Sono bastati solo sei mesi per far modificare al Consiglio di Stato l’orientamento “rigoristico” in merito ai ricorsi in materia di reati ostativi al rilascio delle licenze di porto di armi, privilegiando, nuovamente, quello “piu’ elastico”, con buona pace della iniziale esultanza del Ministero dell’Interno, vincitore di una battaglia, ma non della guerra.
Per una migliore comprensione della problematica e’ opportuno ricordare, sommariamente (per una più completa trattazione si rimanda all’articolo dello scrivente “Il Consiglio di Stato ci ripensa:orientamento rigoristico….”, in questo stesso sito), che il Ministero dell’Interno, preoccupato dell’orientamento “più elastico” della giurisprudenza del Consiglio di Stato, che ha accolto diversi ricorsi relativi al diniego di licenze di porto di armi in presenza di condanne per i reati di cui all’art. 43 del T.U.L.P.S., anche se “datati” e “riabilitati”, ha ritenuto necessario (anche se non obbligatorio!) richiedere un parere.
Il Consiglio di Stato, in data 16 luglio 2014, ha reso il proprio “parere” (n. 3257), condividendo la posizione del Ministero favorevole alla interpretazione “rigoristica” dell’art. 43, affermando che, in presenza di condanne per i reati elencati in quest’ultimo articolo, non è lasciata “alcuna alternativa al diniego o alla revoca della licenza di porto d’armi, né vi sono altre disposizioni, in particolare quelle sugli effetti della riabilitazione, che consentano deroghe”.
Il Ministero, confortato da tale parere, in data 28 novembre 2014, ha emanato una circolare con la quale ha disposto che debbono essere rifiutate o revocate le richieste di licenze di porto di armi in presenza di condanne per i reati di cui all’art. 43, anche se “riabilitati”.
Ma il Consiglio di Stato, con la recente sentenza del 29 gennaio 2015, n. 1072, dimentico di tale parere, ha cambiato orientamento, molto probabilmente resosi conto di aver subito, in precedenza, l’influenza negativa del Ministero.
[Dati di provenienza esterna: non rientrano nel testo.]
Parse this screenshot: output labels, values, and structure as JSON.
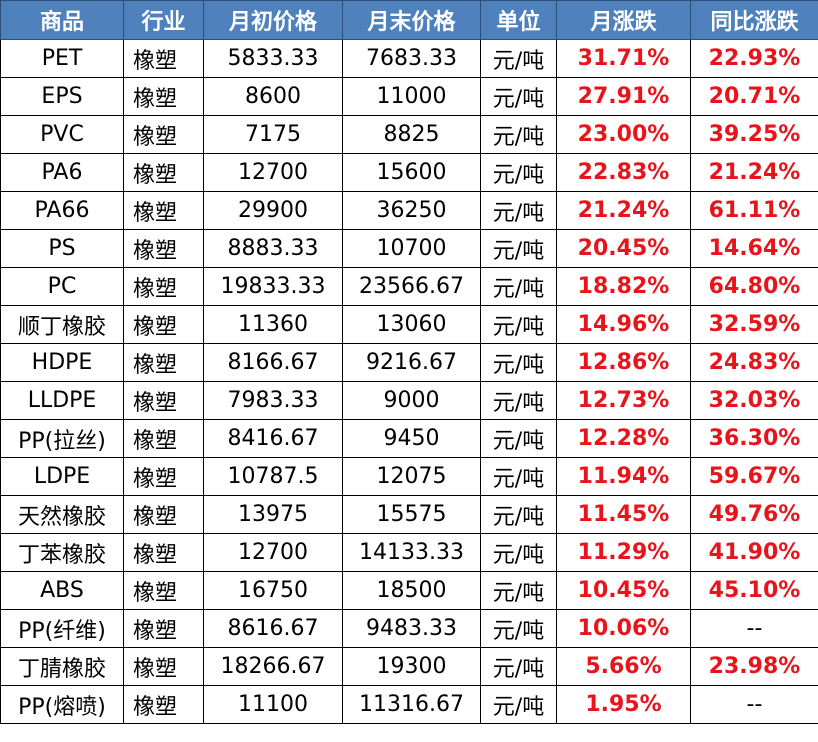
{
  "table": {
    "headers": [
      "商品",
      "行业",
      "月初价格",
      "月末价格",
      "单位",
      "月涨跌",
      "同比涨跌"
    ],
    "rows": [
      [
        "PET",
        "橡塑",
        "5833.33",
        "7683.33",
        "元/吨",
        "31.71%",
        "22.93%"
      ],
      [
        "EPS",
        "橡塑",
        "8600",
        "11000",
        "元/吨",
        "27.91%",
        "20.71%"
      ],
      [
        "PVC",
        "橡塑",
        "7175",
        "8825",
        "元/吨",
        "23.00%",
        "39.25%"
      ],
      [
        "PA6",
        "橡塑",
        "12700",
        "15600",
        "元/吨",
        "22.83%",
        "21.24%"
      ],
      [
        "PA66",
        "橡塑",
        "29900",
        "36250",
        "元/吨",
        "21.24%",
        "61.11%"
      ],
      [
        "PS",
        "橡塑",
        "8883.33",
        "10700",
        "元/吨",
        "20.45%",
        "14.64%"
      ],
      [
        "PC",
        "橡塑",
        "19833.33",
        "23566.67",
        "元/吨",
        "18.82%",
        "64.80%"
      ],
      [
        "顺丁橡胶",
        "橡塑",
        "11360",
        "13060",
        "元/吨",
        "14.96%",
        "32.59%"
      ],
      [
        "HDPE",
        "橡塑",
        "8166.67",
        "9216.67",
        "元/吨",
        "12.86%",
        "24.83%"
      ],
      [
        "LLDPE",
        "橡塑",
        "7983.33",
        "9000",
        "元/吨",
        "12.73%",
        "32.03%"
      ],
      [
        "PP(拉丝)",
        "橡塑",
        "8416.67",
        "9450",
        "元/吨",
        "12.28%",
        "36.30%"
      ],
      [
        "LDPE",
        "橡塑",
        "10787.5",
        "12075",
        "元/吨",
        "11.94%",
        "59.67%"
      ],
      [
        "天然橡胶",
        "橡塑",
        "13975",
        "15575",
        "元/吨",
        "11.45%",
        "49.76%"
      ],
      [
        "丁苯橡胶",
        "橡塑",
        "12700",
        "14133.33",
        "元/吨",
        "11.29%",
        "41.90%"
      ],
      [
        "ABS",
        "橡塑",
        "16750",
        "18500",
        "元/吨",
        "10.45%",
        "45.10%"
      ],
      [
        "PP(纤维)",
        "橡塑",
        "8616.67",
        "9483.33",
        "元/吨",
        "10.06%",
        "--"
      ],
      [
        "丁腈橡胶",
        "橡塑",
        "18266.67",
        "19300",
        "元/吨",
        "5.66%",
        "23.98%"
      ],
      [
        "PP(熔喷)",
        "橡塑",
        "11100",
        "11316.67",
        "元/吨",
        "1.95%",
        "--"
      ]
    ]
  },
  "colors": {
    "header_bg": "#4f81bd",
    "header_text": "#ffffff",
    "positive_change": "#e8141b",
    "grid_line": "#000000"
  }
}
Infatti, ha accolto il ricorso di un cittadino, al quale è stata rifiutata la licenza di porto di fucile per uso di caccia, siccome condannato per reati ricompresi in quelli elencati nell’art. 43, sebbene “datati”, per i quali aveva ottenuto la “riabilitazione”.
Il Consiglio di Stato “ha più volte chiarito, in numerose decisioni, che l’effetto preclusivo, vincolante ed automatico, proprio delle condanni penali di cui all’art. 43, viene parzialmente meno una volta intervenuta la riabilitazione e più precisamente viene meno l’automatismo” del rifiuto o revoca delle licenze di porto.
Dunque, è di chiara evidenza che, in presenza di tali reati “riabilitati”, l’Autorità di P.S. non ha l’obbligo giuridico di emettere decreto di rifiuto o di revoca, ma, invece, questi ultimi provvedimenti devono trovare la loro motivazione anche in ulteriori elementi, come ad esempio, altre circostanze, che nel complesso, secondo una valutazione discrezionale, possano far rilevare l’intrinseca pericolosità del richiedente nell’affidamento delle armi.
Pertanto, è stato annullato il provvedimento di rifiuto del Questore perché illegittimo, siccome “si è limitato ad affermare che le condanne sarebbero ostative, senza compiere alcuna valutazione dei fatti oggetto delle condanne e quindi facendo sostanziale, immotivata ed erronea applicazione dell’automatismo preclusivo, senza dubbio escluso dalla intervenuta riabilitazione”. Invece, avrebbe dovutoverificare attentamente se fatti risalenti ad oltre trenta anni prima, per i quali è intervenuta riabilitazione, costituiscano ad oggi, per la loro gravità o per altre circostanze, elementi effettivamente ostativi al rilascio del titolo per difetto della buona condotta”.
Considerato, dunque, che il Consiglio di Stato è ritornato al suo orientamento “più elastico”, si spera che anche il Ministero ci “ripensi”, tenuto conto che la sentenza ha più valore vincolante del precedente parere, parere del tutto “facoltativo” e, quindi, assolutamente nonvincolante”.
Non possiamo chiudere questo commento senza evidenziare anche un’altra fondamentale sentenza del Consiglio di Stato (26 febbraio 2015, n. 964) sui “principi”  che la pubblica Amministrazione  deve osservare nell’esercizio della sua potestà discrezionale, ogniqualvolta venga emesso un provvedimento negativo nei confronti del cittadino:
principio di “proporzionalità” che “impone all’amministrazione di adottare un provvedimento non eccedente quanto è opportuno e necessario per conseguire lo scopo prefissato”. Tale principio “è da riferire al senso di equità e di giustizia che deve sempre caratterizzare la soluzione del caso concreto”;
principio di “ragionevolezza”, per il quale “l’amministrazione, nell’esercizio del proprio potere, non può applicare meccanicamente le norme, ma deve necessariamente eseguirle in coerenza con i parametri della logicità, proporzionalità, adeguatezza”.
Sig. Capo della Polizia ci “ripensi”!... Si faccia preparare e portare alla firma una nuova circolare che rispetti non i “pareri”, ma le “sentenze” del Consiglio di Stato.
Quanto tempo e denaro risparmierebbero i cittadini e la stessa pubblica Amministrazione!....

3 ottobre 2015

Ecco il testodella sentenza

N. 01072/2015REG.PROV.COLL.
N. 00922/2009 REG.RIC.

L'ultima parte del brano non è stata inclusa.